Quality alfalfa and grass hay supplies remain tight in northeastern Washington, reports Matt Kummer of Kummer Farms in Elk.
“It was pretty wet early on in the growing season,” says the hay grower, who’s also treasurer of the Northeast Washington Hay Growers Association. “We had a lot of rained-on hay, especially for first cutting. As a result, the hay supply here is on the short side.”
Kummer grows alfalfa and orchardgrass on 300 acres. His first cutting is harvested as silage for a beef cattle herd. Most of his second-crop orchardgrass, from 150 acres, is sold to horse owners in Spokane, but he also has several customers 90 miles away near Moscow, ID. It’s packaged in small square bales each weighing 75-90 lbs. As a niche market, he also sells some second-crop alfalfa to deer hunters who buy 10 bales or so at a time.

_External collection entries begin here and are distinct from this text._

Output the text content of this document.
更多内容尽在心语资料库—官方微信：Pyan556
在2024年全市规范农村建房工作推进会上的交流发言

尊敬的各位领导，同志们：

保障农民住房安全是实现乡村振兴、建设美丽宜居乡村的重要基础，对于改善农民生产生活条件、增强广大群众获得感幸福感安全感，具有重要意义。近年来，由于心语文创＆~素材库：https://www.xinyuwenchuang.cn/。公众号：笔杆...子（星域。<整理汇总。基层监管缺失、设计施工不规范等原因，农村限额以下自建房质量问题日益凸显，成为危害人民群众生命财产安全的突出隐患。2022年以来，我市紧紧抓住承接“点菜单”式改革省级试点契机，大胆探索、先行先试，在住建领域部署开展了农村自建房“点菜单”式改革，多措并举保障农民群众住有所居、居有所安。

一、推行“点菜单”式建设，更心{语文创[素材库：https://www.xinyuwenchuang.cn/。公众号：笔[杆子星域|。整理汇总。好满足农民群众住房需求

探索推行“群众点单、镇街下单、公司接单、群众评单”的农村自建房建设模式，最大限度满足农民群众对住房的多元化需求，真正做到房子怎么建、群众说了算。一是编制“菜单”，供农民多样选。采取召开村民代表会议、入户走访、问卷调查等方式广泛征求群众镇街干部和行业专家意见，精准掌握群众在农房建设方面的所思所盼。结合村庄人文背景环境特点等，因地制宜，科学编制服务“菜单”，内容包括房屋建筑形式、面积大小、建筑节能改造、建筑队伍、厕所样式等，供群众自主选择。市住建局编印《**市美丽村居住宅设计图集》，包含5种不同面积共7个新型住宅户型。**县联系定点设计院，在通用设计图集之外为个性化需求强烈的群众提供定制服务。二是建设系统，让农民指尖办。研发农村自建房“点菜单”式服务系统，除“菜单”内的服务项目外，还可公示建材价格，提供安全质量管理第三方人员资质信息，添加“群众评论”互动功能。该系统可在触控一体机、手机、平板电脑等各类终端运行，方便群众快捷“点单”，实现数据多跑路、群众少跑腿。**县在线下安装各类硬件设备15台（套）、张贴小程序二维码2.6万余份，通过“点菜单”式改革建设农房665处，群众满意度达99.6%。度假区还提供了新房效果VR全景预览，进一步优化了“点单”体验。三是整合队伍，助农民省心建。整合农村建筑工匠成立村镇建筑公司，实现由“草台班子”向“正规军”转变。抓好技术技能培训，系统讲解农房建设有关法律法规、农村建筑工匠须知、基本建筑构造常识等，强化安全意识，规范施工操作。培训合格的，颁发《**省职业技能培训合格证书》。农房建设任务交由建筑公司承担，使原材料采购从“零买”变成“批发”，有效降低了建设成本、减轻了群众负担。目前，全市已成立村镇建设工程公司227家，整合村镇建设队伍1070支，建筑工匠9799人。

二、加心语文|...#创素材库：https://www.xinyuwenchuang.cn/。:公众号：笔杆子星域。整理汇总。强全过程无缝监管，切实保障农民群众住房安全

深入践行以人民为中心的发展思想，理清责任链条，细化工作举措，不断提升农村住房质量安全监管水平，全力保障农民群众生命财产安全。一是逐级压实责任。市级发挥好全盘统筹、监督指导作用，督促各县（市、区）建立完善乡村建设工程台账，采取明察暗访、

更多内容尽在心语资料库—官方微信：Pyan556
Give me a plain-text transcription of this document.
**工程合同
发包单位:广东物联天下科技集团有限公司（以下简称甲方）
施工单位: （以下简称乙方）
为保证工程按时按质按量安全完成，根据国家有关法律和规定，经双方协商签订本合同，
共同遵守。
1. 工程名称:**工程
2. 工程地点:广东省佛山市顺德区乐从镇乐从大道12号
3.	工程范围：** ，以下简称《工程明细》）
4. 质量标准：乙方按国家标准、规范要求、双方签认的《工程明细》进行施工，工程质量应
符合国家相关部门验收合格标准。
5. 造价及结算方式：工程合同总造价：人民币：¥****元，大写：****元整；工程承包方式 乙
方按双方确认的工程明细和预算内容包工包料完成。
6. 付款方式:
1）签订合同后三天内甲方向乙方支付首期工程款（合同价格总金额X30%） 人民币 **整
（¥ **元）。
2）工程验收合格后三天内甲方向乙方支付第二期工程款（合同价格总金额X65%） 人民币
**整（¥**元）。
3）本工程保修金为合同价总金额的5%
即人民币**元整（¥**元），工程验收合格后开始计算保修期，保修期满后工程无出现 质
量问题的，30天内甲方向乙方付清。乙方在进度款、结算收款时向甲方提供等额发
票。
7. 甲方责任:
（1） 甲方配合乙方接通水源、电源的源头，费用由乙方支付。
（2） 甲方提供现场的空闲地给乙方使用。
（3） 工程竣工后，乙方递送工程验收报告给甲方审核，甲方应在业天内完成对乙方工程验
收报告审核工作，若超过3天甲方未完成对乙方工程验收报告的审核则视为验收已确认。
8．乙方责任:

Strong local demand and a production shortfall in the mid-Columbia Basin have kept prices high, Kummer notes. “In the basin, they had a wet year, too, and hay acres were down because more growers were planting corn. As a result, we had more exporters coming into our area this year looking for hay than in the past. The beef feedlots in that part of the state were also actively buying here this year.”
Right now, high-quality orchardgrass in the area brings $210-260/ton at the farm. Kummer is already sold out for the season. “We had to buy some hay from neighbors to fill orders from our customers,” he says.